Design and construction
- Architect: Gabriel Formoso

References

= Lepanto Building =

The Lepanto Building, (also known as the B.A. Lepanto Building or Bank of America Lepanto Building), is a 20-storey office building in Paseo de Roxas in Makati City. It was inaugurated in 1978 and was designed by distinguished architect Gabriel Formoso.

==History==
The Lepanto Building is one of the earliest buildings in the Makati Central Business District. Built along Paseo de Roxas in the early 1970s, beside the now demolished Doña Narcisa de Leon Building (also by Formoso), the building was designed for the Philippine headquarters of the Bank of America and the Lepanto Consolidated Mining Company.

==Architecture and design==
The Lepanto Building was a product of Filipino architect Gabriel Formoso (under his firm GF & Partners Architects), known for his distinctive
high-arch design inspired by Spanish architecture, and his preference for the use of adobe walls. This can be seen in the building's tall arches, flanked by adobe clad walls on either side. The interior was rid of columns to allow maximal use of space for office planning.

==Location==
Located along Paseo de Roxas across Ayala Triangle Gardens midway between Sedeño and Villar streets, it is beside the BDO Equitable Tower and Chinabank Building.

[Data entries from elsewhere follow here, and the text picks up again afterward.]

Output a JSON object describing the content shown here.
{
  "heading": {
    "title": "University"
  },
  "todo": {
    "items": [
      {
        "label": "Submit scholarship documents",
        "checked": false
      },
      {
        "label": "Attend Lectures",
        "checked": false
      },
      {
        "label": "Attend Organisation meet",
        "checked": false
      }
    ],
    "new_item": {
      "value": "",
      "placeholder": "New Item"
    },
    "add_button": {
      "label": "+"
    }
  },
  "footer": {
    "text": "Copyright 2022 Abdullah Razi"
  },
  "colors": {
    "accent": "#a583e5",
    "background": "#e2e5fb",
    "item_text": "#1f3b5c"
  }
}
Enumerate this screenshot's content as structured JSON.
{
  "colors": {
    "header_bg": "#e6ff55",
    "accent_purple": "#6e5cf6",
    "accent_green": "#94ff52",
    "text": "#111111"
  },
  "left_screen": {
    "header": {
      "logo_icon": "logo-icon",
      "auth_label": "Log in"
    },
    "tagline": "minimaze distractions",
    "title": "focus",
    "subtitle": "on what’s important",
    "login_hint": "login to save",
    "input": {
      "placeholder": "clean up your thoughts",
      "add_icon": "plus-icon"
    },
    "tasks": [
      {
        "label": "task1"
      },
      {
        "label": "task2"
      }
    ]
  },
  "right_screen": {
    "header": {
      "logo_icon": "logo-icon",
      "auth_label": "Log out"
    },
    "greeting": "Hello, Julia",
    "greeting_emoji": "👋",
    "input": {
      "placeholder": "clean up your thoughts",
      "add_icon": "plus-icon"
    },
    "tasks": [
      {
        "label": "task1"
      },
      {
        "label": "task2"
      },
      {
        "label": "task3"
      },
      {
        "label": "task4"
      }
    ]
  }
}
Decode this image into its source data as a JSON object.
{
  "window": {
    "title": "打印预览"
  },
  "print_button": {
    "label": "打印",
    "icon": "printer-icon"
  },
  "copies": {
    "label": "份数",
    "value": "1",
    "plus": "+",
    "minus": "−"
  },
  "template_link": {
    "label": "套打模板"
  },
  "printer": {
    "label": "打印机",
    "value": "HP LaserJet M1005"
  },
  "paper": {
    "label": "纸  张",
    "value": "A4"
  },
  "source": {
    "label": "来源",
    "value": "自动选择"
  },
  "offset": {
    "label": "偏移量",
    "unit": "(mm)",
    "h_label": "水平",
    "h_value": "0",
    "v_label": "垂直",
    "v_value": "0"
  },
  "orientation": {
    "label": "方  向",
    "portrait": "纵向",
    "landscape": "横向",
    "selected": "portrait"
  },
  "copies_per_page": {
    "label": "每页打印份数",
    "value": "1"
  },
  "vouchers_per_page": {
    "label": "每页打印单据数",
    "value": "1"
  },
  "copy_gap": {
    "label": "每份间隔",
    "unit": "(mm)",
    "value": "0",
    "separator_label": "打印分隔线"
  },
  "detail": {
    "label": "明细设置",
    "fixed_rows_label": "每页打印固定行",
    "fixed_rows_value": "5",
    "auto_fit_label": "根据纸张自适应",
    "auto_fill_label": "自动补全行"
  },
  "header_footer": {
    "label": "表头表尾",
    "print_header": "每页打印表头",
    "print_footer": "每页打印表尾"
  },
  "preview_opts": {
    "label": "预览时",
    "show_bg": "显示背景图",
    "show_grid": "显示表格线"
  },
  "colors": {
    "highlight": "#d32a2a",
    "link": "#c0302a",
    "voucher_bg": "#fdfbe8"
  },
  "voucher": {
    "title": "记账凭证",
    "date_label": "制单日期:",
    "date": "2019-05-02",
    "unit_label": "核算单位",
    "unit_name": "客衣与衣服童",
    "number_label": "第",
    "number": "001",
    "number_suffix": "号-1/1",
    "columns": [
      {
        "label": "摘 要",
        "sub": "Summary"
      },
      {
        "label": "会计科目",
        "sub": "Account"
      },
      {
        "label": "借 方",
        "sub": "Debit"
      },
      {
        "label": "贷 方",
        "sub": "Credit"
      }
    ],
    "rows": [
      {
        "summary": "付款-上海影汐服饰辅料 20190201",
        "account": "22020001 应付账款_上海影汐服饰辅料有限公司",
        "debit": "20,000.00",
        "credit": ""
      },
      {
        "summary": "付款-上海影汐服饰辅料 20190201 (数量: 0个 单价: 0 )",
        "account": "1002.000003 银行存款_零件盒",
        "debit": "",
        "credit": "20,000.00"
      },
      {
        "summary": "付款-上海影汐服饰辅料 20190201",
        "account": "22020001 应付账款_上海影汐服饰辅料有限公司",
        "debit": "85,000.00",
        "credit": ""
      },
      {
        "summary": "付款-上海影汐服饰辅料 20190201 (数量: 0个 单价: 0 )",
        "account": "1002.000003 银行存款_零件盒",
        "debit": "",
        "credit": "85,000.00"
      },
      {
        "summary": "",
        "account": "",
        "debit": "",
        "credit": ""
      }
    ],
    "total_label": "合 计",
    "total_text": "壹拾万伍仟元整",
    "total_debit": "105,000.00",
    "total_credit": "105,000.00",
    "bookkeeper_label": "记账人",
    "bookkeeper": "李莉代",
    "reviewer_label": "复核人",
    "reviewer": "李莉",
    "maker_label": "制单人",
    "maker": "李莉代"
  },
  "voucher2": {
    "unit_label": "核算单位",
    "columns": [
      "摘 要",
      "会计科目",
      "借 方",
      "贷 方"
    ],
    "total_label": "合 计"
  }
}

Other nearby landmarks include the Paseo Center and the Citibank Center.

==Amenities and tenants==
The building mainly functions as a commercial or office space with 10 elevators (8 passenger units, 1 executive and 1 service). It also has a restobar and a penthouse for multi-purpose events. Building occupants include Dole, AT&T, and Sodexo Philippines.